His denial stirs behind your eyes.
You are a part of mankind, Erik.
Raise your head: he is translucent to you. See, and know that what you see is what you have always seen, will always see.
In the end, this will be your downfall: his love. There are many you have loved, and many more who have loved you, but his is of a singular nature.
The span of years had made little dent in the breadth or depth of the emotion, and the splintering of ideology even less so. He speaks your name, in his voice that is not a voice but a ghost of sensation, and you remember. You remember that you offered him the world and he refused you, with unforgivable tenderness.
And again, he gives you back your gifts.
“No, Charles.” Breathe in the scents blood and chloroform and see the sharp, cold glint of scalpels instead of his acceptance: it will make forgetting his warmth all the easier.
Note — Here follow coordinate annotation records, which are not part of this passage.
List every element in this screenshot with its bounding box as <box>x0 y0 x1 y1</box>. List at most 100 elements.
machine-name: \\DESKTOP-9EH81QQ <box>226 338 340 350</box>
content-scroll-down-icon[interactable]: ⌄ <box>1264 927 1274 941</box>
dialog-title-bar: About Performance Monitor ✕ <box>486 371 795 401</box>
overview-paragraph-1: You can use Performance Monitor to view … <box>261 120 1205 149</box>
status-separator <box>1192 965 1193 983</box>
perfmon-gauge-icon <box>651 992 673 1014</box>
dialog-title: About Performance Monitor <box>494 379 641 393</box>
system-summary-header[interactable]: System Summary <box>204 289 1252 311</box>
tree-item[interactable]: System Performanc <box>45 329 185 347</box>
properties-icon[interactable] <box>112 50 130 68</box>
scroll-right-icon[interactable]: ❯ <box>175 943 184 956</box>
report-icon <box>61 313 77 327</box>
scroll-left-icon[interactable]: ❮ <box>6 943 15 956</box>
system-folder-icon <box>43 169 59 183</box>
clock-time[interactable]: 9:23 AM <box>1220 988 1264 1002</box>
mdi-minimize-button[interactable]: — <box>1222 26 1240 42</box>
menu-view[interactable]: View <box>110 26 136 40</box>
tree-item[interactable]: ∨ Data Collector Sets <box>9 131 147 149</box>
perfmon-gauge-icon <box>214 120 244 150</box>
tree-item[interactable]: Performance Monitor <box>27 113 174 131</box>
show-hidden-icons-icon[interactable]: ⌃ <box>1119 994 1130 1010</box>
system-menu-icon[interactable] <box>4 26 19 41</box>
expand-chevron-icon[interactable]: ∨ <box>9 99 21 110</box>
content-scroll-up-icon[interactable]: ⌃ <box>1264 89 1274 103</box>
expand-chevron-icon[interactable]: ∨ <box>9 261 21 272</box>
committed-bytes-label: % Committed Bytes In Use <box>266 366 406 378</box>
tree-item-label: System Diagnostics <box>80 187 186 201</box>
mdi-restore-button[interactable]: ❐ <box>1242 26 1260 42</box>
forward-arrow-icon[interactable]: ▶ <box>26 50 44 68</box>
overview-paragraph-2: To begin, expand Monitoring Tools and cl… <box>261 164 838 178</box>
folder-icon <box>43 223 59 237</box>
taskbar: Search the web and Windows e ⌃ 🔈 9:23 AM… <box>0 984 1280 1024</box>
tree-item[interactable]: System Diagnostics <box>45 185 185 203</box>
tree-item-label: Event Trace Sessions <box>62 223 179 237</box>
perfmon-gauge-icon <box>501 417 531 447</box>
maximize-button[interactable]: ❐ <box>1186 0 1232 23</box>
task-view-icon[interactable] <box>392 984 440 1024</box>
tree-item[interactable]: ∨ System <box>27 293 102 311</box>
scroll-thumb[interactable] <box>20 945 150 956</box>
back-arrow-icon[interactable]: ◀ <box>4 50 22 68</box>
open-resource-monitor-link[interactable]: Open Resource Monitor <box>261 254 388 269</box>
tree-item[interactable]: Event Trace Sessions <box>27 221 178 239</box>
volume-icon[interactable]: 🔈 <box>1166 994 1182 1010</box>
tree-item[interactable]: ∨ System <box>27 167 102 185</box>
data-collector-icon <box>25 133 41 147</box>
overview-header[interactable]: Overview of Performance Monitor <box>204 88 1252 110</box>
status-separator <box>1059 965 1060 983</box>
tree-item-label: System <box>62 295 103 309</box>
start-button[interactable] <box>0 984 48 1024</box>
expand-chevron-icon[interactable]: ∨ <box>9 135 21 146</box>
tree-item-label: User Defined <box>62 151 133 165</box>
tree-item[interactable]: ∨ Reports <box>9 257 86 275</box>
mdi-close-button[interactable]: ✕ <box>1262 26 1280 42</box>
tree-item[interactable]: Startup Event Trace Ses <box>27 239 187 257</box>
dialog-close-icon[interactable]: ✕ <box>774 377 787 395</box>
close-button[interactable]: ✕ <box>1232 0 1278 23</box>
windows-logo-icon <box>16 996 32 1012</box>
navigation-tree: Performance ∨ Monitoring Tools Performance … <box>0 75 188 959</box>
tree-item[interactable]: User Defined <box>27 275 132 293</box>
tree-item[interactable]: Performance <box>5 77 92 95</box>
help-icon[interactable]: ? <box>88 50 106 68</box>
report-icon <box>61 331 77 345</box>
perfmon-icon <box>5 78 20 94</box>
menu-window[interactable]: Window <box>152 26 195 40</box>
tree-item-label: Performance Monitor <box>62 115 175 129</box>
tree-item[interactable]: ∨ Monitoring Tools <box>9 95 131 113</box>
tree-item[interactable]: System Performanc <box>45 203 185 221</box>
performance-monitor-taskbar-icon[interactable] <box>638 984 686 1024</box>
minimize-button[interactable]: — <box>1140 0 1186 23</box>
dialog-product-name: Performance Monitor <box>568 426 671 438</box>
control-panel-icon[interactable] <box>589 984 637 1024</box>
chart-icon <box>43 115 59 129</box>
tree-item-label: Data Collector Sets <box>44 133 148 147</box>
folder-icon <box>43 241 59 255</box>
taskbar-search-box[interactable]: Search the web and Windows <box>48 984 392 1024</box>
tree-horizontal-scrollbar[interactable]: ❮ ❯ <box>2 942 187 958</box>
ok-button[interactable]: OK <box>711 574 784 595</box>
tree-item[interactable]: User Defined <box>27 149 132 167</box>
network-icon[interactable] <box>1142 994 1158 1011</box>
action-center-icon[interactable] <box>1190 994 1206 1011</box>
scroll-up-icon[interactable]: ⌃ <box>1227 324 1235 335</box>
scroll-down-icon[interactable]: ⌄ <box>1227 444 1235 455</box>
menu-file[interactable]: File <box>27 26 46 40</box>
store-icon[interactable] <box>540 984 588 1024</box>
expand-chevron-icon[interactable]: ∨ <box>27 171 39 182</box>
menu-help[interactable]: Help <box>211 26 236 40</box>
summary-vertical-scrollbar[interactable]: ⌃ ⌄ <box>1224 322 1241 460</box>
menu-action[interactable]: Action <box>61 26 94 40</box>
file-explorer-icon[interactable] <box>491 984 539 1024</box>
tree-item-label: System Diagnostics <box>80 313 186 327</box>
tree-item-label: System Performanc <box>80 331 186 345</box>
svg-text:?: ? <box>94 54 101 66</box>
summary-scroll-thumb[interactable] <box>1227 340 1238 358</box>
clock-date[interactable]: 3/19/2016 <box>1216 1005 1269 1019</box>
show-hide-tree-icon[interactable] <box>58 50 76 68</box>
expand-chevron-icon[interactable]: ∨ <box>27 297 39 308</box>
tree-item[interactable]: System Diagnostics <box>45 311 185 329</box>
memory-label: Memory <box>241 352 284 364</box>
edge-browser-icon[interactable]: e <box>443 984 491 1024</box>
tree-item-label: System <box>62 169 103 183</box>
You tap the book. “We are the Other. And no prison holds me.” You touch two fingers to the side of your temple. “Not here.” This is perhaps the first true thing you have told him since you drove away from the mansion under the cover of night. He nods, knowing this to be true, and indulges you.
And again, he asks permission, and again, you give it.
His fingers glide through yours effortlessly; yours slide open. No matter how often or what else you refuse him, you cannot refuse him this. Even as your lips are still warm from refusal, you cannot withdraw your mind from his, or stop your palm from lining up to his.
There are some things that the body does not want to forget.